L’État est condamné à revoir sa procédure d’autorisation de mise sur le marché des pesticides — lire le jugement. Concrètement, il doit désormais évaluer leur toxicité à la lumière des connaissances scientifiques les plus récentes. Et, pour cela, il dispose de deux ans pour réexaminer toutes les autorisations déjà délivrées ! Selon moi, c’est techniquement impossible vu le délai imparti et les enjeux. La rémanence des pesticides dans l’environnement est un facteur important d’empoisonnement de la biodiversité qui réclame du temps pour l’évaluer au plus juste, d’autant plus que toutes les espèces non cibles doivent être évaluées.

En effet, c’est la première fois que ces espèces sont explicitement mentionnées dans une décision de justice, ce qui confère à ce jugement un caractère historique.

Alors, qu’est-ce qu’une espèce « non cible » ? C’est une espèce autre que celle visée ou ciblée par le pesticide, et susceptible d’y être exposée. À commencer par les vers de terre et, plus largement, la faune du sol ; mais aussi les espèces qui y vivent ou y nichent, comme les couleuvres (protégées), les amphibiens, les oiseaux qui s’en nourrissent, ou encore les mammifères sauvages et sans oublier les micro-organismes. Oui, ça fait du monde au balcon… mais c’est précisément ce qui définit la biodiversité.

Parce qu’ils sont à la fois une ressource alimentaire essentielle au maintien de la biodiversité animale et des acteurs majeurs de la santé des plantes et des sols. Ils en améliorent la qualité et la fertilité et ils stimulent la croissance de la végétation. Bio-indicateurs, leur diversité et leur abondance reflètent la qualité ou la dégradation du sol, des écosystèmes et de l’environnement. Ce sont également des espèces clefs de voûte, à savoir que leur disparition de l’espace agricole compromettrait le fonctionnement des écosystèmes.

En somme, le ver de terre est l’avenir de l’Homme…

En revanche, le juge a blanchi l’État de sa responsabilité du non-respect des objectifs de réduction de l’usage des pesticides et de protection des eaux souterraines. Rappelons qu’Écophyto, nom du plan de réduction de l’usage des pesticides lancé en 2008, a coûté 6 milliards d’argent public… et personne n’est responsable, même ceux qui tenaient les cordons de la bourse ! Alors reste la question qui tue…

En justice administrative, on a coutume de dire que l’État juge l’État. Mais qui peut contraindre l’État à exécuter ce jugement ? On se souvient de ses multiples condamnations pour inaction climatique, restées sans effet. Et l’État peut encore former un pourvoi en cassation devant le Conseil d’État — une juridiction qui, comme son nom l’indique, conseille l’État. Vous avez le droit de ricaner : ça fait du bien.

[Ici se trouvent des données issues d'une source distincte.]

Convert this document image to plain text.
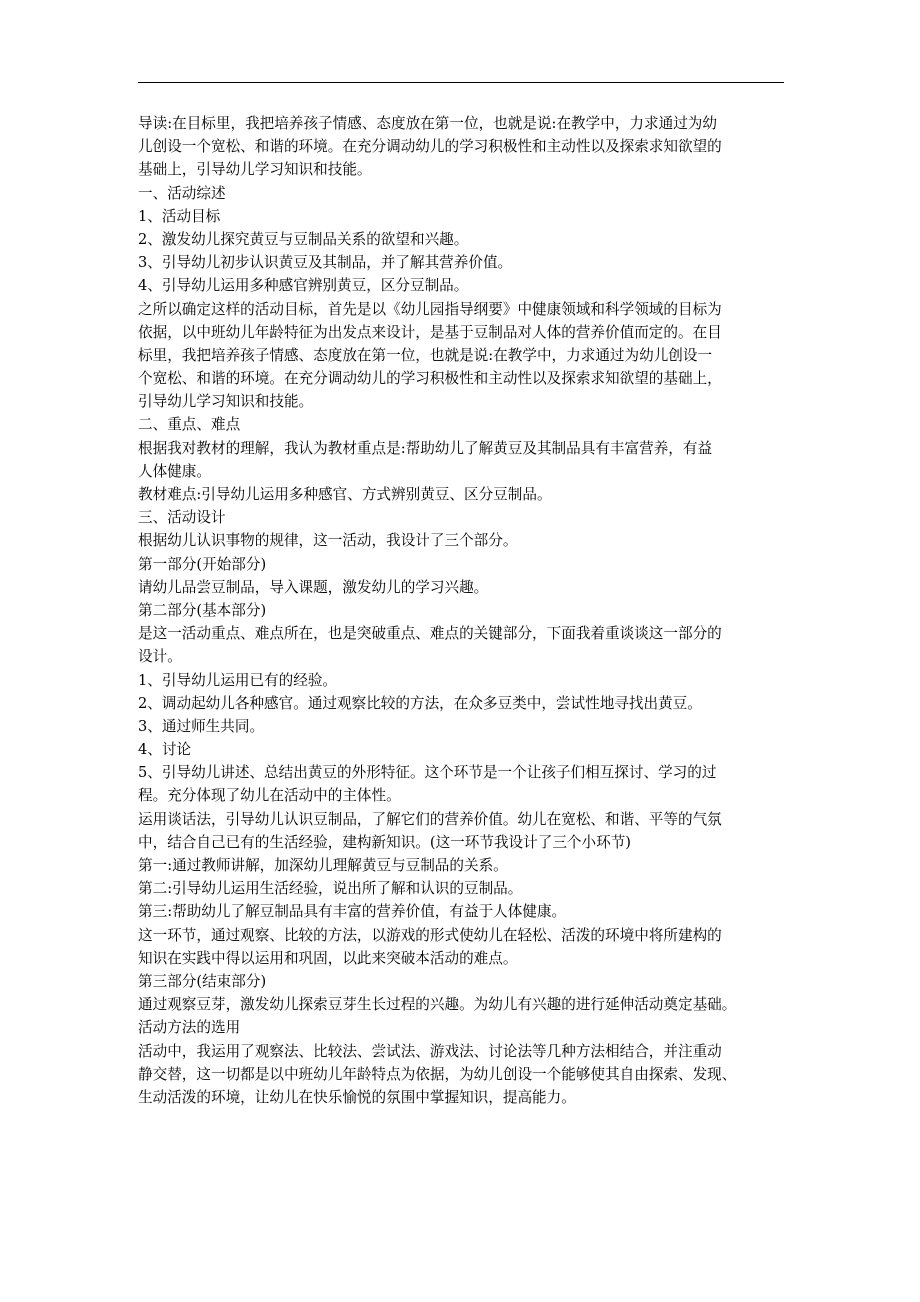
导读:在目标里，我把培养孩子情感、态度放在第一位，也就是说:在教学中，力求通过为幼
儿创设一个宽松、和谐的环境。在充分调动幼儿的学习积极性和主动性以及探索求知欲望的
基础上，引导幼儿学习知识和技能。
一、活动综述
1、活动目标
2、激发幼儿探究黄豆与豆制品关系的欲望和兴趣。
3、引导幼儿初步认识黄豆及其制品，并了解其营养价值。
4、引导幼儿运用多种感官辨别黄豆，区分豆制品。
之所以确定这样的活动目标，首先是以《幼儿园指导纲要》中健康领域和科学领域的目标为
依据，以中班幼儿年龄特征为出发点来设计，是基于豆制品对人体的营养价值而定的。在目
标里，我把培养孩子情感、态度放在第一位，也就是说:在教学中，力求通过为幼儿创设一
个宽松、和谐的环境。在充分调动幼儿的学习积极性和主动性以及探索求知欲望的基础上，
引导幼儿学习知识和技能。
二、重点、难点
根据我对教材的理解，我认为教材重点是:帮助幼儿了解黄豆及其制品具有丰富营养，有益
人体健康。
教材难点:引导幼儿运用多种感官、方式辨别黄豆、区分豆制品。
三、活动设计
根据幼儿认识事物的规律，这一活动，我设计了三个部分。
第一部分(开始部分)
请幼儿品尝豆制品，导入课题，激发幼儿的学习兴趣。
第二部分(基本部分)
是这一活动重点、难点所在，也是突破重点、难点的关键部分，下面我着重谈谈这一部分的
设计。
1、引导幼儿运用已有的经验。
2、调动起幼儿各种感官。通过观察比较的方法，在众多豆类中，尝试性地寻找出黄豆。
3、通过师生共同。
4、讨论
5、引导幼儿讲述、总结出黄豆的外形特征。这个环节是一个让孩子们相互探讨、学习的过
程。充分体现了幼儿在活动中的主体性。
运用谈话法，引导幼儿认识豆制品，了解它们的营养价值。幼儿在宽松、和谐、平等的气氛
中，结合自己已有的生活经验，建构新知识。(这一环节我设计了三个小环节)
第一:通过教师讲解，加深幼儿理解黄豆与豆制品的关系。
第二:引导幼儿运用生活经验，说出所了解和认识的豆制品。
第三:帮助幼儿了解豆制品具有丰富的营养价值，有益于人体健康。
这一环节，通过观察、比较的方法，以游戏的形式使幼儿在轻松、活泼的环境中将所建构的
知识在实践中得以运用和巩固，以此来突破本活动的难点。
第三部分(结束部分)
通过观察豆芽，激发幼儿探索豆芽生长过程的兴趣。为幼儿有兴趣的进行延伸活动奠定基础。
活动方法的选用
活动中，我运用了观察法、比较法、尝试法、游戏法、讨论法等几种方法相结合，并注重动
静交替，这一切都是以中班幼儿年龄特点为依据，为幼儿创设一个能够使其自由探索、发现、
生动活泼的环境，让幼儿在快乐愉悦的氛围中掌握知识，提高能力。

Déjà, l’État doit déterminer les espèces cibles. Combien de réunions interminables faudra-t-il pour cela ? Ensuite, que tester : La dose létale ou l’empoisonnement lent ? Oui, je me fais l’avocat du diable, mais chat échaudé craint l’eau froide. Comme si l’État avait un coup d’avance, la loi dite « Duplomb » a déjà tranché via son Comité des solutions à la protection des cultures.

Dans la même veine, rappelez-vous. Dans sa décision n° 2025-891 DC, du 7 août 2025, le Conseil constitutionnel a retoqué la loi en bannissant le retour des néonicotinoïdes, mais tout en donnant les clefs pour leur retour dans les champs. Du grand art manipulatoire.

À présent que l’essentiel de la loi « Duplomb » fait loi, enterrant sans autre forme de jugement la transition agroécologique… l’acétamipride, ce néonicotinoïde, pourra être réautorisé temporairement tous les ans sur la base de la loi n° 2020-1578 et de l’arrêté du 05/02/2021, jugés compatibles avec la Constitution. Vous avez envie de pleurer… ça fait aussi du bien


Dans le cadre des ESTIVALES de la permaculture.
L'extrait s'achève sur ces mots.